The scout, as tested, takes 15 images per second. Morikawa said fewer pictures will be needed in orchards with fruiting walls, where the fruit is clearly visible, than in more dense canopies, where some of the fruit can only be glimpsed between the foliage.
The next step in the four-year scout project will be to have two booms working together on either side of the tree row so the cameras can see fruit on both sides simultaneously. More work will be done on the lighting to make sure the scout can detect fruit in difficult light conditions, such as when the sun's angle is low and it is shining directly into the cameras.
During the final year of the project, Vision Robotics will focus on making the scout into a rugged, dustproof, easily maintained field product and on making sure the output of the scout is easy to retrieve and in a format that is useful to growers. Morikawa said the data would fit into mapping programs so that the grower could have a map of the orchard with a count of the fruit and its grade and size.
The Washington Tree Fruit Research Commission has provided funding of almost $650,000 for the project so far. The California Citrus Research Board is also helping to fund the scout research, as a similar device will be part of a citrus harvester that Vision Robotics is working on.
Vision Robotics is collaborating in a research project on comprehensive automation of growing practices in specialty crops that was recently awarded $6 million in federal funding. The grant, obtained through the Specialty Crop Research Initiative, will include funding to complete the scout project, Morikawa said.
The team that received the grant includes research partners who can play key roles in developing the scout system, he said. Carnegie Mellon University, the lead partner in the project, has developed an all-terrain vehicle that could tow the scout autonomously. Another partner develops wireless networks in orchards and can retrieve data from equipment such as the scout. Yet another is developing pest sensors that could be placed on the scout.

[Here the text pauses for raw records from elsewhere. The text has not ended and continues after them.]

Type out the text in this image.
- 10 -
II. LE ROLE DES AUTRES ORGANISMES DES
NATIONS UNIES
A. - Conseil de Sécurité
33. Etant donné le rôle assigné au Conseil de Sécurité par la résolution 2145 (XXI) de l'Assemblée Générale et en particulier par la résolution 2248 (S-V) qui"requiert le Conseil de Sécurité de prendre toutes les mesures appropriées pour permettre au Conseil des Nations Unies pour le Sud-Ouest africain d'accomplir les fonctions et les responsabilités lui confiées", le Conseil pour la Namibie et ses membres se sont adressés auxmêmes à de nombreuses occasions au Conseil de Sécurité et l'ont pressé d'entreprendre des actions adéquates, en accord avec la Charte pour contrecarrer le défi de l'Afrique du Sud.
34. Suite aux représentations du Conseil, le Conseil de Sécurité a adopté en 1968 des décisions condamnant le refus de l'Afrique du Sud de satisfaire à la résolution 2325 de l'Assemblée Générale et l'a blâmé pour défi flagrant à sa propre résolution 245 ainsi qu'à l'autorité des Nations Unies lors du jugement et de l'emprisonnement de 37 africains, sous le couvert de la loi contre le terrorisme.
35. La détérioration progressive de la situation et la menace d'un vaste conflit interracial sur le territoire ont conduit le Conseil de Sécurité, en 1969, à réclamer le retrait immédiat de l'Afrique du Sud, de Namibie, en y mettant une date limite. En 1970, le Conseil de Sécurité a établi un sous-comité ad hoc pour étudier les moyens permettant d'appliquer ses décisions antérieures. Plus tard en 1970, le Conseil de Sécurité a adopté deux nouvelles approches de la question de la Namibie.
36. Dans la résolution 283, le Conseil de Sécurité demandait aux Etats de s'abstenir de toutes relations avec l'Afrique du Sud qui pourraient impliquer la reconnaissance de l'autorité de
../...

Morikawa said one of the first things his company did at the project start was to make sure the robotic harvesting system made sense economically from the grower's perspective, but with the additional uses for the scout, the economics look better than ever.
He estimates that a scout will sell for between $75,000 and $80,000. Whereas the larger growers might own one or even several scouts, he thinks packers might purchase scouts for their growers to use. Agricultural service companies might also buy scouts to rent out to growers.
Operating expenses will be low, particularly if the scout is towed autonomously and doesn't need a driver, Morikawa said. "It's mostly just the cost of the equipment. Field costs will be negligible."
Work is under way on the robotic harvester, also. Students at the Franklin W. Olin College of Engineering in Massachusetts are developing picking hands for both the apple harvester and a citrus harvester, as a senior project. Morikawa said this is one of the most challenging aspects of the apple harvester, as the hands must not bruise the fruit while picking it. Technology for guiding the picking arms will be similar to that of the vineyard pruner that Vision Robotics is developing. Robotics might sound futuristic, but Morikawa said the scout project is doable.